Ero corsa in camera mia e lì avevo dato sfogo a tutte le mie lacrime. Ero sempre più sola. I miei due cugini erano andati a studiare in Inghilterra. Eravamo rimaste io e Sofia. Mia sorella era quasi un’estranea per me. Avevamo dieci anni di differenza, non c’era niente che potessimo condividere.
Mi ero iscritta a un altro corso di teatro in un paese poco lontano dal mio. Quello era l’unico posto in cui mi sentissi viva. Ogni tanto riguardavo la cartolina che ormai quasi due anni prima mio padre mi aveva spedito. Ogni volta era per me una fitta di dolore.
Che fine aveva fatto mio padre? Perché non tornava più a casa?
Stavo anche pensando di smettere con la recitazione perché mi sentivo in stallo. Gli attori, per non parlare degli insegnanti, non mi stimolavano più. Forse ero io che non andavo bene e non loro.
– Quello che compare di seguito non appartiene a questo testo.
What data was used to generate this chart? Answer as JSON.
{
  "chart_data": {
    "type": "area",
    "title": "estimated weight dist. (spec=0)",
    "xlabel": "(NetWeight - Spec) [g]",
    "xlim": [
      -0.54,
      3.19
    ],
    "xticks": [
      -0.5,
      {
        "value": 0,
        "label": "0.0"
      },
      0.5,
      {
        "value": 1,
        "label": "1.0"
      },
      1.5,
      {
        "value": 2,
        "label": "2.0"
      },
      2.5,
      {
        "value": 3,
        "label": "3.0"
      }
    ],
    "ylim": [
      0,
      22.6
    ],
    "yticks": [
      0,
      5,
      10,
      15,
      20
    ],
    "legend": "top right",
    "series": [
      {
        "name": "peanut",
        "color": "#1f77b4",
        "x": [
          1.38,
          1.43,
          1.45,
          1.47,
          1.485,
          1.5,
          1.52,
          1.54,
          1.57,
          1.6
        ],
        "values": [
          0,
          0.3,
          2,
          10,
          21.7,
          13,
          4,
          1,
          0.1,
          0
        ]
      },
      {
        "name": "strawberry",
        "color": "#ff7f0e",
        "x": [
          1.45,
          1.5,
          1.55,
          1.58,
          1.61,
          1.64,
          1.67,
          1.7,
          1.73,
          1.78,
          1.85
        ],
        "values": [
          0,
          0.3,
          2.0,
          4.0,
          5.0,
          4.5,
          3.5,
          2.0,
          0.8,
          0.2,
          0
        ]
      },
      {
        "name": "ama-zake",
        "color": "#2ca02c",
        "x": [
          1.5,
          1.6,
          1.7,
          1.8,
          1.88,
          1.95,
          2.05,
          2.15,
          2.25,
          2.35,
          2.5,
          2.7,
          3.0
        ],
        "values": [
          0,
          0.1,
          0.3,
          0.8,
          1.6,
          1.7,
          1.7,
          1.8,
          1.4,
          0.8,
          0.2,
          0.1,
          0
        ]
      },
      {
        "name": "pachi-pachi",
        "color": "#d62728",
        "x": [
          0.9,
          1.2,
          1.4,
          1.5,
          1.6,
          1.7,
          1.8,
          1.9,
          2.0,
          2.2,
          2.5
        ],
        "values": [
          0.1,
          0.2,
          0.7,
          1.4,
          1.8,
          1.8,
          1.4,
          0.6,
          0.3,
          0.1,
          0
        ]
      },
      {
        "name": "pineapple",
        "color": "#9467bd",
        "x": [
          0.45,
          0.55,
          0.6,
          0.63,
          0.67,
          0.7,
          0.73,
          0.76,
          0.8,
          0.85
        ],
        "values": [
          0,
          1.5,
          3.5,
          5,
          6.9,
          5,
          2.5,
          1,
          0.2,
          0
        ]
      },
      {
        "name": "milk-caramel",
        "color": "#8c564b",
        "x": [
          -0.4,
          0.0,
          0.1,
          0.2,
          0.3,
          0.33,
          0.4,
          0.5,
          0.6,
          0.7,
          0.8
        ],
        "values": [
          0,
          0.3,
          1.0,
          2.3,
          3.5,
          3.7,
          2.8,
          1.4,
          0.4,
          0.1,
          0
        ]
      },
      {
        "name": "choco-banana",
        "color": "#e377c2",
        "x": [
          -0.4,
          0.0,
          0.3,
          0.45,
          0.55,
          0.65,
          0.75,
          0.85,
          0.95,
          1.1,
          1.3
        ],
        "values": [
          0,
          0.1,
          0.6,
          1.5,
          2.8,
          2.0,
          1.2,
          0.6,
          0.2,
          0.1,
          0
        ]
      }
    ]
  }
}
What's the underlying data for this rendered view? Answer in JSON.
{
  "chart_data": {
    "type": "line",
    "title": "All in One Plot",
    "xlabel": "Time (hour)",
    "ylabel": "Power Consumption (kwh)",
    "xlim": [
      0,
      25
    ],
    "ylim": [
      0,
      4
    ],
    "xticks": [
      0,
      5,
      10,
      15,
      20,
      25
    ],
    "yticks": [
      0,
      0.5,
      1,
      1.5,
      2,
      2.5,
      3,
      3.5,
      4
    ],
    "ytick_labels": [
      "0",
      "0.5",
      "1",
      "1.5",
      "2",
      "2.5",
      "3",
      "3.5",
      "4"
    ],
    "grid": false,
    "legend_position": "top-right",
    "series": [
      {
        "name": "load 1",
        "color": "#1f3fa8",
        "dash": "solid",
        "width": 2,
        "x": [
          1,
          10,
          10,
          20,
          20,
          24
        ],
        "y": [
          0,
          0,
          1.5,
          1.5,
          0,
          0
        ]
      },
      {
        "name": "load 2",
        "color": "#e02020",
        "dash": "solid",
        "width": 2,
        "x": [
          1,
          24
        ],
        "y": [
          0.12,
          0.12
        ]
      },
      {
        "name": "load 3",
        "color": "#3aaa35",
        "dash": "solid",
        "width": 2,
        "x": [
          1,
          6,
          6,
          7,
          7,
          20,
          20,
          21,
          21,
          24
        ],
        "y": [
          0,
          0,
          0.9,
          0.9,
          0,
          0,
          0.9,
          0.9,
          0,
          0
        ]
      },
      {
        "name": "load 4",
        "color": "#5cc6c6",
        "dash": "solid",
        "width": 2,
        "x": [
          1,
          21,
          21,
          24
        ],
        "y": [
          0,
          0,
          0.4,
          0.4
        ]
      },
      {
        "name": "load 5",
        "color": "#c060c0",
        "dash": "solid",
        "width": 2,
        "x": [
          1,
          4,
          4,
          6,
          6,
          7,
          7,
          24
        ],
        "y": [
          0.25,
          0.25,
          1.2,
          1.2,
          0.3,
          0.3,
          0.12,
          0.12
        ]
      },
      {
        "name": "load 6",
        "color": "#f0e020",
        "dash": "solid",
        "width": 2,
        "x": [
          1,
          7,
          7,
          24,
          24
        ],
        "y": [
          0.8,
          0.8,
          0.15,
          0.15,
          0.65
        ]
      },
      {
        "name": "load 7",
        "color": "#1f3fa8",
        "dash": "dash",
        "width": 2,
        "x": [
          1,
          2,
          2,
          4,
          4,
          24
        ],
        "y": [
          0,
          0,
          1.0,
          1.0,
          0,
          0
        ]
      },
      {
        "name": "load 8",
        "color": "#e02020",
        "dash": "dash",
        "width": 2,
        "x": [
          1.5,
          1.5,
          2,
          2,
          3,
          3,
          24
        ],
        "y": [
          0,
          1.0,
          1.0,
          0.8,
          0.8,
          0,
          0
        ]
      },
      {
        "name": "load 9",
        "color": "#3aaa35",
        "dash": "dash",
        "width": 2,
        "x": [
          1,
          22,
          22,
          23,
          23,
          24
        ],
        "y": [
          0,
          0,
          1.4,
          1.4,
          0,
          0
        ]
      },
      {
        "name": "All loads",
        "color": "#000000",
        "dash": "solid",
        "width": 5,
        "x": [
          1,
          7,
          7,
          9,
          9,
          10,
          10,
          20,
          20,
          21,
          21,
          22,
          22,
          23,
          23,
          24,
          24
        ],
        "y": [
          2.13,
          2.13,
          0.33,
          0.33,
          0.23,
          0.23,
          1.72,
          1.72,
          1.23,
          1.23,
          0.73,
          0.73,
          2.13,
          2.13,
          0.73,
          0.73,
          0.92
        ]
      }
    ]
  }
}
Poi, in un pomeriggio grigio in cui tutto sembrava piatto, mentre pensavo di alzarmi da quella sedia e andarmene per sempre, la porta si aprì quasi con violenza e sulla soglia apparve lui, facendo entrare anche il sole. Avrei giurato di vederlo fare capolino mentre gli scrosci di pioggia continuavano a boicottarlo. «Ben arrivato Sebastian!» esclamò il nostro insegnante. Sono certa che tutte noi femminucce avessimo lo stesso pensiero comune: “ma quanto è bello Sebastian!”
Il nuovo arrivato andò a sedersi accanto al nostro maestro Claudio, e non appena lo sentii parlare, mi chiesi anche cosa, o chi mai l’avesse portato in quella miseria di teatro.
Sebastian disse che avrebbe aiutato Claudio formando un gruppetto che avrebbe scelto dopo averci sentito recitare.
Senza perdere tanto tempo ci chiamò a uno a uno e senza un minimo di preparazione, ci chiese di fare un monologo.
Io scelsi “Il matrimonio della Lena” di Carlo Bertolazzi, storia di una ragazza nata per errore in una famiglia che non l’ama e prima di andarsene da casa, Lena pronuncia il suo atto d’accusa.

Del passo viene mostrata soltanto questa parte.